Protesting against the obligation to cover her face, a Saudi girl held up a paper in front of her face: “I'm in favour of the campaign because I cannot take a picture of my own face.”

My body is mine

“Please look at our brains, not our bodies,” say several participants. “I'll back the uprising of women in the Arab world until men stop looking at my body and start understanding my thoughts,” writes one woman. Another says that “women are still prisoners of their virginity”.

A Syrian girl writes: “My body is mine. It doesn't belong to the liberals whose only aim is to undress it, nor to the radicals whose only aim is to cover it.”

Rape in the name of marriage

Voices are also being raised, opposing the use of religious laws against women. “Islam is my dignity,” says a girl from Sudan. “I won't accept to be insulted or raped in its name.”

One of the main complaints on the page is the Islamic legislation allowing the marriage of underage girls. “Yemeni law allows me to be raped if I am fully physically developed, even though I am still a kid,” says one Yemeni woman. “They call that marriage.” A male compatriot says he is “tired of fatwas and a male-dominated society that condones the marriage of children”.

Work twice as much

Another hot topic is equal rights in society and the workplace. “I don't want to work twice as hard as my brother and earn half as much,” says a girl from Sudan.

People are also expressing their concerns about developments in Tunisia: “the Personal Status Code is in danger,” writes one young man, “but it is the best legal framework for women in the Arab world.”

Look beyond appearances

The women on the Facebook page have also been criticized.
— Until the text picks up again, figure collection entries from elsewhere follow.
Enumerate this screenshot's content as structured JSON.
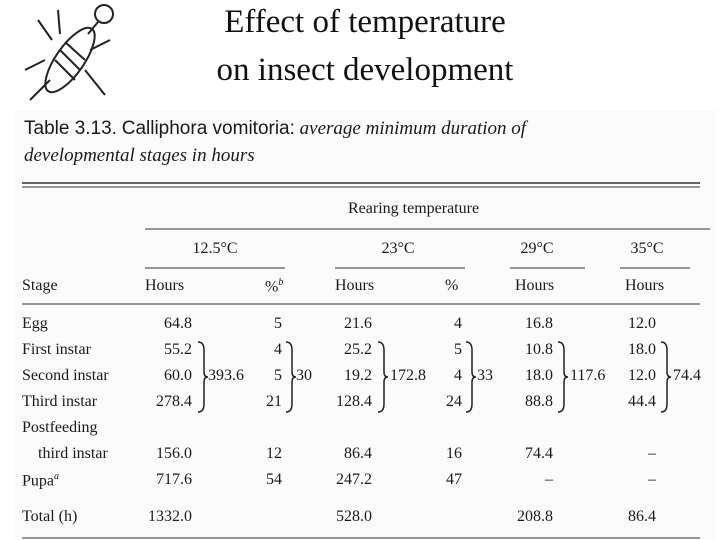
{
  "slide": {
    "title_lines": [
      "Effect of temperature",
      "on insect development"
    ]
  },
  "table": {
    "caption": {
      "label": "Table 3.13.",
      "species": "Calliphora vomitoria:",
      "description_lines": [
        "average minimum duration of",
        "developmental stages in hours"
      ]
    },
    "spanner": "Rearing temperature",
    "temperatures": [
      "12.5°C",
      "23°C",
      "29°C",
      "35°C"
    ],
    "headers": [
      "Stage",
      "Hours",
      "%",
      "Hours",
      "%",
      "Hours",
      "Hours"
    ],
    "header_footnote": "b",
    "rows": [
      {
        "stage": [
          "Egg"
        ],
        "cells": [
          "64.8",
          "5",
          "21.6",
          "4",
          "16.8",
          "12.0"
        ]
      },
      {
        "stage": [
          "First instar"
        ],
        "cells": [
          "55.2",
          "4",
          "25.2",
          "5",
          "10.8",
          "18.0"
        ]
      },
      {
        "stage": [
          "Second instar"
        ],
        "cells": [
          "60.0",
          "5",
          "19.2",
          "4",
          "18.0",
          "12.0"
        ]
      },
      {
        "stage": [
          "Third instar"
        ],
        "cells": [
          "278.4",
          "21",
          "128.4",
          "24",
          "88.8",
          "44.4"
        ]
      },
      {
        "stage": [
          "Postfeeding",
          "third instar"
        ],
        "cells": [
          "156.0",
          "12",
          "86.4",
          "16",
          "74.4",
          "–"
        ]
      },
      {
        "stage": [
          "Pupa"
        ],
        "stage_footnote": "a",
        "cells": [
          "717.6",
          "54",
          "247.2",
          "47",
          "–",
          "–"
        ]
      },
      {
        "stage": [
          "Total (h)"
        ],
        "cells": [
          "1332.0",
          null,
          "528.0",
          null,
          "208.8",
          "86.4"
        ]
      }
    ],
    "brace_totals": [
      "393.6",
      "30",
      "172.8",
      "33",
      "117.6",
      "74.4"
    ]
  }
}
Some zealous visitors have launched personal attacks and written obscenities.

The moderators of the page have responded forcefully: “When we put up a picture of a veiled woman, no one objects to her appearance. But when we post the picture of a woman who doesn't cover herself, it is immediately plastered with comments claiming that her appearance is weakening the cause!”

They are particularly sorry to see that some of these comments come from women themselves. “This just goes to prove that women can do other women an injustice without even being aware of it.”

People are continuing to post new pictures in support of the uprising. According to Lebanese artist and activist Joumana Hada, “that's because women deserve more and they are capable of more”.